January was busy. Filled with progress and opportunity, newness and fondness, it arrested my time and attention in such a way that I hardly noticed the handcuffs. If not people, then things. If not things, then thoughts, if not thoughts then work, if not work then something. I was always surrounded.

But in my car, with this song on a relentless loop, the message drilled into my every cavity and I found my solace.

I realized how in grieving, my mind demands expansive time to itself. That crucial exploration of self via sensations or wonder or the complete absence of the two.

I cried for my father’s short life, for mine, and for the uneasiness I feel when my alone time is chipped and chiseled away.

Tonight I am reflective about my week. About this month, about my father. About the way I choose to spend the time I’m gifted.
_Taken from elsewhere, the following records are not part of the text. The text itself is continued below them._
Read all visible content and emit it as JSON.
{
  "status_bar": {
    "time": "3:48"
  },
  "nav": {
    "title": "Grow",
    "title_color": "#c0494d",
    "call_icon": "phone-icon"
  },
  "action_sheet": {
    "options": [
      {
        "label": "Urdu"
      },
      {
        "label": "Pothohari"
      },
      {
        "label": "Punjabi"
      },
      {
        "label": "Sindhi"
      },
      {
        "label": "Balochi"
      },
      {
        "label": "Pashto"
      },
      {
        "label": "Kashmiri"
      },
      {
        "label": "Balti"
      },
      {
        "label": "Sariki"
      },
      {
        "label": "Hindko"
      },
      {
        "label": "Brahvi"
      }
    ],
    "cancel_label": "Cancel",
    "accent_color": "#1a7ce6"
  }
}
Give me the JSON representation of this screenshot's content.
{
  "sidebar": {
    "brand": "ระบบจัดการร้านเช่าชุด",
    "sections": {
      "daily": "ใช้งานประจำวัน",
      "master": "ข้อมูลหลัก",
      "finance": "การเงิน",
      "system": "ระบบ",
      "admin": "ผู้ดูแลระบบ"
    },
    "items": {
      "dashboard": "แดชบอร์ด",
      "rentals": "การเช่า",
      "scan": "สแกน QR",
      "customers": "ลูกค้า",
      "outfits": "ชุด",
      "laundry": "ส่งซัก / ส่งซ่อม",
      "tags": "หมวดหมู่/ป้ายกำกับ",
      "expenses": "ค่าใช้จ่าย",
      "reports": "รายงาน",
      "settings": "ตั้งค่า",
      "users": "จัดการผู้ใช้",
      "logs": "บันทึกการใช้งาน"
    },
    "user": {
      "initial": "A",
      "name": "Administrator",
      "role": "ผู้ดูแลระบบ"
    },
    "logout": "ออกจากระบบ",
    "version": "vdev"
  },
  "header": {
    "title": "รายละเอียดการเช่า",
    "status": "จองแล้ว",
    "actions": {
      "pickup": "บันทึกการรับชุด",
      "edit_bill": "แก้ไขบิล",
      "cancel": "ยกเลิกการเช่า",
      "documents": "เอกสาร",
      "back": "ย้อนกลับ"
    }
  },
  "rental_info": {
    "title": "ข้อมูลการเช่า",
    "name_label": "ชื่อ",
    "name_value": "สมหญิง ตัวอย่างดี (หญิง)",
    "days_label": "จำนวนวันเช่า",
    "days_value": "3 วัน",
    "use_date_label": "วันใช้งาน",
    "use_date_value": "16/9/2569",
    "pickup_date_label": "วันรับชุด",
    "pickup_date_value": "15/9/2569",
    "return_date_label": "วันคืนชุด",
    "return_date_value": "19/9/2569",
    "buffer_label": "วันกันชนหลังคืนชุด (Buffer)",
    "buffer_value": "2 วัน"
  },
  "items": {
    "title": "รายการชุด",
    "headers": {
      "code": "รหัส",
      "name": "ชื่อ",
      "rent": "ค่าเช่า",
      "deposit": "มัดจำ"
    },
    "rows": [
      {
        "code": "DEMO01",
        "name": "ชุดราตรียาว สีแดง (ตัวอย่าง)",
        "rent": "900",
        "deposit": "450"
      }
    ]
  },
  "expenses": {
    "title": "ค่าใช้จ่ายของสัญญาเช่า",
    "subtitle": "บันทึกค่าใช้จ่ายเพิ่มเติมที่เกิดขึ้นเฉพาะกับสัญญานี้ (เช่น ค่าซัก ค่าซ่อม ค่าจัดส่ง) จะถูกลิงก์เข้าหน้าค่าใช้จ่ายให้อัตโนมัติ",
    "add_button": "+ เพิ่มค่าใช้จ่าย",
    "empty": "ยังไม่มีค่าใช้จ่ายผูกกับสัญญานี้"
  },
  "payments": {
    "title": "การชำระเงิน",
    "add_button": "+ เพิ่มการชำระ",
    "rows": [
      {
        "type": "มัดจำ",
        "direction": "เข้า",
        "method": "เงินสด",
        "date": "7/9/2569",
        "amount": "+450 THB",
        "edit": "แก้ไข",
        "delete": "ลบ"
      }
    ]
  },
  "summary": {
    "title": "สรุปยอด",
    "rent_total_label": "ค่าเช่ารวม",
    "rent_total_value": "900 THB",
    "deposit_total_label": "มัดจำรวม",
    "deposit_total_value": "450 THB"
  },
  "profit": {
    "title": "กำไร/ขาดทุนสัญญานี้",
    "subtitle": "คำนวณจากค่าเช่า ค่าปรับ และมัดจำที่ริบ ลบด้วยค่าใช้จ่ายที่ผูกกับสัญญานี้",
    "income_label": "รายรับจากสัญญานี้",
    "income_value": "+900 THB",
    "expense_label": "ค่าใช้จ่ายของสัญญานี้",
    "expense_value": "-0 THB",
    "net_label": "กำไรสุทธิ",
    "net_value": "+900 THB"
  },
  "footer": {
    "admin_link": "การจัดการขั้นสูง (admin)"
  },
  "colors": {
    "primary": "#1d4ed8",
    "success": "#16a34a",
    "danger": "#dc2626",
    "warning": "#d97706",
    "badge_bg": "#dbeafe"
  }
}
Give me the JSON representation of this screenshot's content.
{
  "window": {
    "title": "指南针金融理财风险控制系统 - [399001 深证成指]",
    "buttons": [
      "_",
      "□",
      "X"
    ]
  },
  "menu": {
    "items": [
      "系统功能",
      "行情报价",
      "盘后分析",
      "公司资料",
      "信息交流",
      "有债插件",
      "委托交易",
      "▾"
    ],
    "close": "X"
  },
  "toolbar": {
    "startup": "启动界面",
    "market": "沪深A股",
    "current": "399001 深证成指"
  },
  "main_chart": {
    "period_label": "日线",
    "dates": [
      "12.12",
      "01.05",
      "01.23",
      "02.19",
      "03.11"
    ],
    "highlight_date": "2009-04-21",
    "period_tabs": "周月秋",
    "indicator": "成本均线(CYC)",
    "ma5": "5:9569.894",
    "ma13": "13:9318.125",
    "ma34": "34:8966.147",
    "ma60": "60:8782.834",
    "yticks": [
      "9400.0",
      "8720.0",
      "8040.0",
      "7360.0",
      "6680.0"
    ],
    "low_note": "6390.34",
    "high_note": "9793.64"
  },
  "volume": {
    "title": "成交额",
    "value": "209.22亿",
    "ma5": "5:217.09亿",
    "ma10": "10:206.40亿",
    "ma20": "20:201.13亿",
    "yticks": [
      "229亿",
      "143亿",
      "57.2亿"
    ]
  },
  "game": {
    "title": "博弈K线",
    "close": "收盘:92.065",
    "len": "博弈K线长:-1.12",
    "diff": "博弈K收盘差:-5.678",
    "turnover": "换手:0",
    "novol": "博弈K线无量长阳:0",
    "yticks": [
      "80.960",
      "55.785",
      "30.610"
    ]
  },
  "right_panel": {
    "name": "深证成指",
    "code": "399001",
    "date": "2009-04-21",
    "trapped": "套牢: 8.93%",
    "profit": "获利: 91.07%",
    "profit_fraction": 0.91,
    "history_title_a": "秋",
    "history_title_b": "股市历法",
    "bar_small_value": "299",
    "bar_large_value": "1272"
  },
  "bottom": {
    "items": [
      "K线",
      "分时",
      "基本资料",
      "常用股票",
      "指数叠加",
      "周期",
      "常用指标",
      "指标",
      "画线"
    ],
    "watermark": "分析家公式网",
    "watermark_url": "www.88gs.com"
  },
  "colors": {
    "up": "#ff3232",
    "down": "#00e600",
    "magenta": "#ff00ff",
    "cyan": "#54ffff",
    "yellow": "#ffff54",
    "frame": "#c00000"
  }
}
It appears as though this little series is becoming my own little prescription pad. Just by seeing the writing on it, I already feel better.

A Little Series

I understand that death isn’t easy to talk about. It’s skirted out of social settings and it’s glossed over with hunky-dory phrases that have come to make me queasy.

Hang in there, they say.

He’s still with you.

I get it, I do. I get that there’s no right time to ask, and that there are no right words to say. I imagine people outlining the conversation they wish to have with me in their minds; they set up talking points, bullets, planned pauses, transition sentences that carry a closing paragraph to an opening paragraph. They hope to get it right, as if it were as black and white as a times table test or as serious as choosing a life partner.

Dry throat, itchy eyes, a nervous and uncertain laugh–sounds like a day in the life of a middle schooler who suffers from acute allergies.

Why does death make us so uncomfortable?

I think most people get cautious and clammy around me because they worry that they’ll set me off. That they’ll hand me a present, only for me to pull away brown paper and unveil a ticking box. A bomb. Wires tangled like hair caught in a windstorm.  A flood. There is no end in sight, oh God, this poor aching girl.

Friends, it’s not true.  I want to talk about it, and I am neither inconsolable nor crippled by the thoughts and emotions that take turns leading this recovery Waltz. 1-2-3, 1-2-3, 1-2-3, 1-2-3.

I’m also fairly certain many people are both curious and caring about how I’m doing. About what travels through the mind of someone experiencing loss so grave and so fresh. So here goes, my new Sunday night tradition, in honor of my father and in honor of my life worth living.

It’ll be a little series. It’s going to be raw, and it’s going to wrap up all that warm, uncomfortable, striking, juicy and confusing slop in one tortilla of truth. It’s going to offer a glimpse into grief through my senses. All 5. All of them half hardwired with George’s DNA. All working together in fluctuating states of balance, imbalance and compensation.

George’s Girl Takes 5. 

[A recap of the week’s sounds, smells, sights, touches, and tastes from a girl who lost her father but not herself.]